If recent history is a guide,  there may be some kind of spectacular media event or atrocity in the coming days. The Syrian opposition and their handlers have executed PR stunts at critical times. If it happens here,  the purpose will be  to distract from the strong Syrian participation in the election and to attempt to renew the branding of Asad as  “brutal dictator”.

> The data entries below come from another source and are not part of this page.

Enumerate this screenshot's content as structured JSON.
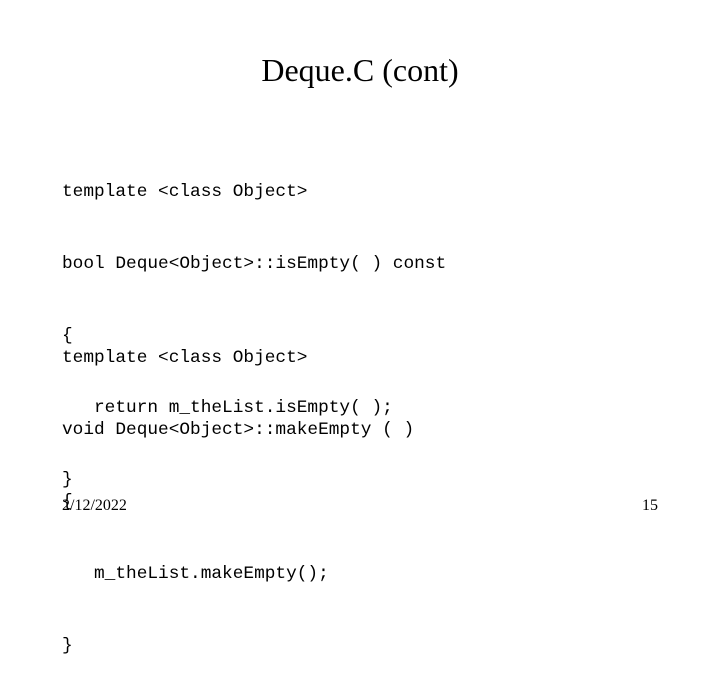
{
  "slide": {
    "title": "Deque.C (cont)",
    "code_blocks": [
      {
        "lines": [
          "template <class Object>",
          "bool Deque<Object>::isEmpty( ) const",
          "{",
          "   return m_theList.isEmpty( );",
          "}"
        ]
      },
      {
        "lines": [
          "template <class Object>",
          "void Deque<Object>::makeEmpty ( )",
          "{",
          "   m_theList.makeEmpty();",
          "}"
        ]
      }
    ],
    "footer": {
      "date": "2/12/2022",
      "page_number": "15"
    }
  }
}
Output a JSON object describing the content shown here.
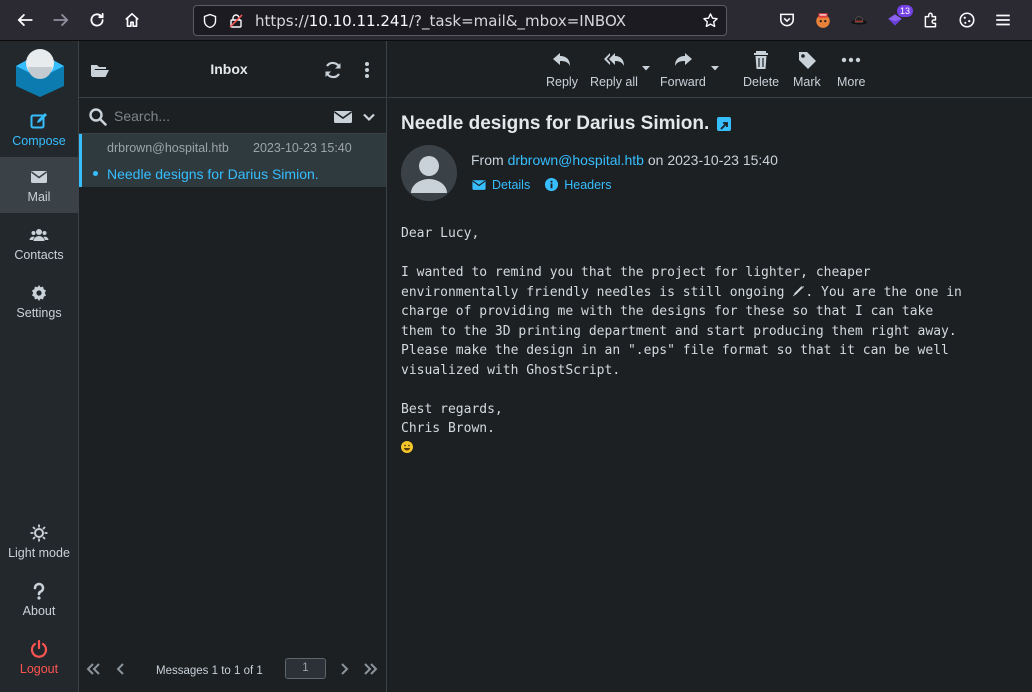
{
  "browser": {
    "url_prefix": "https://",
    "url_host": "10.10.11.241",
    "url_path": "/?_task=mail&_mbox=INBOX",
    "extension_badge": "13"
  },
  "taskmenu": {
    "compose": "Compose",
    "mail": "Mail",
    "contacts": "Contacts",
    "settings": "Settings",
    "light_mode": "Light mode",
    "about": "About",
    "logout": "Logout"
  },
  "list": {
    "title": "Inbox",
    "search_placeholder": "Search...",
    "messages": [
      {
        "from": "drbrown@hospital.htb",
        "date": "2023-10-23 15:40",
        "subject": "Needle designs for Darius Simion."
      }
    ],
    "count_text": "Messages 1 to 1 of 1",
    "page": "1"
  },
  "toolbar": {
    "reply": "Reply",
    "reply_all": "Reply all",
    "forward": "Forward",
    "delete": "Delete",
    "mark": "Mark",
    "more": "More"
  },
  "message": {
    "subject": "Needle designs for Darius Simion.",
    "from_prefix": "From",
    "from_email": "drbrown@hospital.htb",
    "date_prefix": "on",
    "date": "2023-10-23 15:40",
    "details": "Details",
    "headers": "Headers",
    "greeting": "Dear Lucy,",
    "para1_a": "I wanted to remind you that the project for lighter, cheaper\nenvironmentally friendly needles is still ongoing ",
    "para1_b": ". You are the one in\ncharge of providing me with the designs for these so that I can take\nthem to the 3D printing department and start producing them right away.\nPlease make the design in an \".eps\" file format so that it can be well\nvisualized with GhostScript.",
    "closing": "Best regards,\nChris Brown."
  },
  "colors": {
    "accent": "#37beff",
    "logout": "#ff5552",
    "background": "#1c2023",
    "sidebar": "#23282c"
  }
}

But the branding is wearing thin, those who are most affected by the crisis  know the truth and even those who have been influenced by the immense propaganda may be starting to wonder: Was it ever a genuine “Syrian revolution”? What kind of “revolution” is financed by corrupt monarchies and former colonial powers? Is the “brutal dictator” really as bad as they say?   The scenes of thousands of Syrians waving his poster, chanting his name and youth expressing love for him are not what they wish us to see.

Next week we can look at the videos, photos and stories from Syria.  Hopefully there will be some reasonably unbiased reports.   John Kerry and other “Friends of Syria” did not want it to happen, and there may still be violence and bumps on the journey,  but the election in Syria is going ahead.  Let’s see what Kerry and company are afraid of.

Rick Sterling is a founding member of Syrian Solidarity Movement. In April he was in Damascus, Latakia and Homs with the International Peace Pilgrimage.